When it had conquered that dead and distant world, after everything lay under its ghastly black embrace, its nightmares demanded that it reach out across the void. And so trillions of spores were ejected into space.

In the end it brought ghastly, complete darkness to that unknown quarter of cosmic space, for it learnt how to suffocate stars.

It was terror, deepening without cessation, which bore aloft the spores of the mould on their voyage through interstellar space. Nightmarish ecstasy was the soul of the mould. It hungered and sought to consume the universe itself. Its dread was of a nameless horror, a stark madness beyond imagination; an ultimate horror that lurked somewhere in the universe but which it could not yet identify.
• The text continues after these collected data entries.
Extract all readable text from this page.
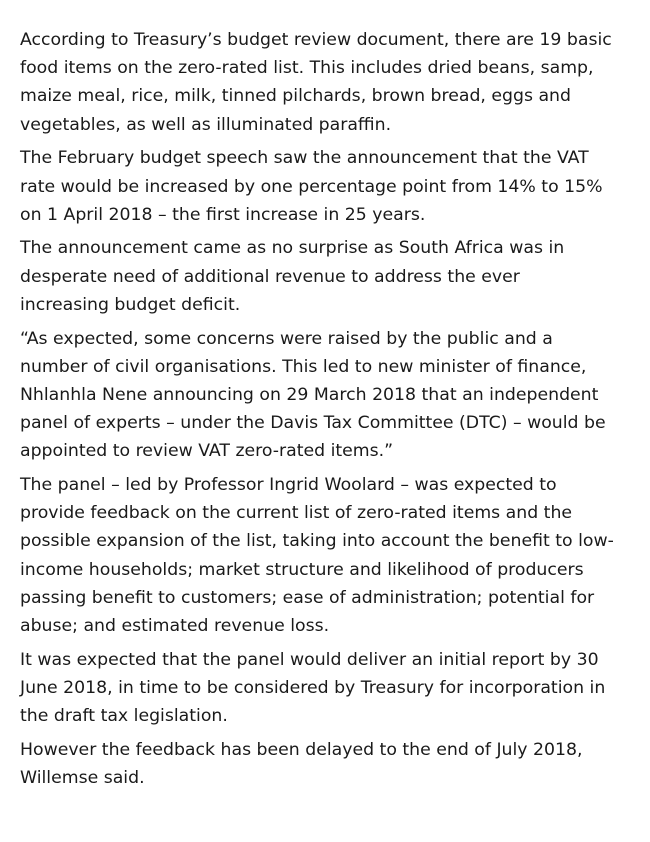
According to Treasury’s budget review document, there are 19 basic
food items on the zero-rated list. This includes dried beans, samp,
maize meal, rice, milk, tinned pilchards, brown bread, eggs and
vegetables, as well as illuminated paraffin.

The February budget speech saw the announcement that the VAT
rate would be increased by one percentage point from 14% to 15%
on 1 April 2018 – the first increase in 25 years.

The announcement came as no surprise as South Africa was in
desperate need of additional revenue to address the ever
increasing budget deficit.

“As expected, some concerns were raised by the public and a
number of civil organisations. This led to new minister of finance,
Nhlanhla Nene announcing on 29 March 2018 that an independent
panel of experts – under the Davis Tax Committee (DTC) – would be
appointed to review VAT zero-rated items.”

The panel – led by Professor Ingrid Woolard – was expected to
provide feedback on the current list of zero-rated items and the
possible expansion of the list, taking into account the benefit to low-
income households; market structure and likelihood of producers
passing benefit to customers; ease of administration; potential for
abuse; and estimated revenue loss.

It was expected that the panel would deliver an initial report by 30
June 2018, in time to be considered by Treasury for incorporation in
the draft tax legislation.

However the feedback has been delayed to the end of July 2018,
Willemse said.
The mould had no means of recognising any other form of consciousness apart from its own. As it reproduced, the nameless dread that assailed it became exponentially complex. It existed only in order to experience the ultimate nightmare, the heart of horror, the petrifying vision that ends only in oblivion. It was in the attempt to destroy itself that the mould consumed everything around it, and dimly it looked forward to a time when there was nothing left to consume, when the entire universe was laid waste, and it would wither and die for want of sustenance. It was one entity, eventually separated by the inconceivable vastness of the intergalactic void, and with each spore exhaled between worlds still a component of the whole. Its nightmares were communicated telepathically and were not slowed by the immensity of the cosmos. Dreams are swifter than light.

When the spores found a world, be it asteroid, moon or planet, they would drift to its surface like soft rain and begin the process of assimilating whatever was found there. Where once there was a mighty empire with towers that reached to the heavens, soon after there were only ruins, and the black mould consumed the creatures of that world. Only husks remained as evidence that they had ever existed at all.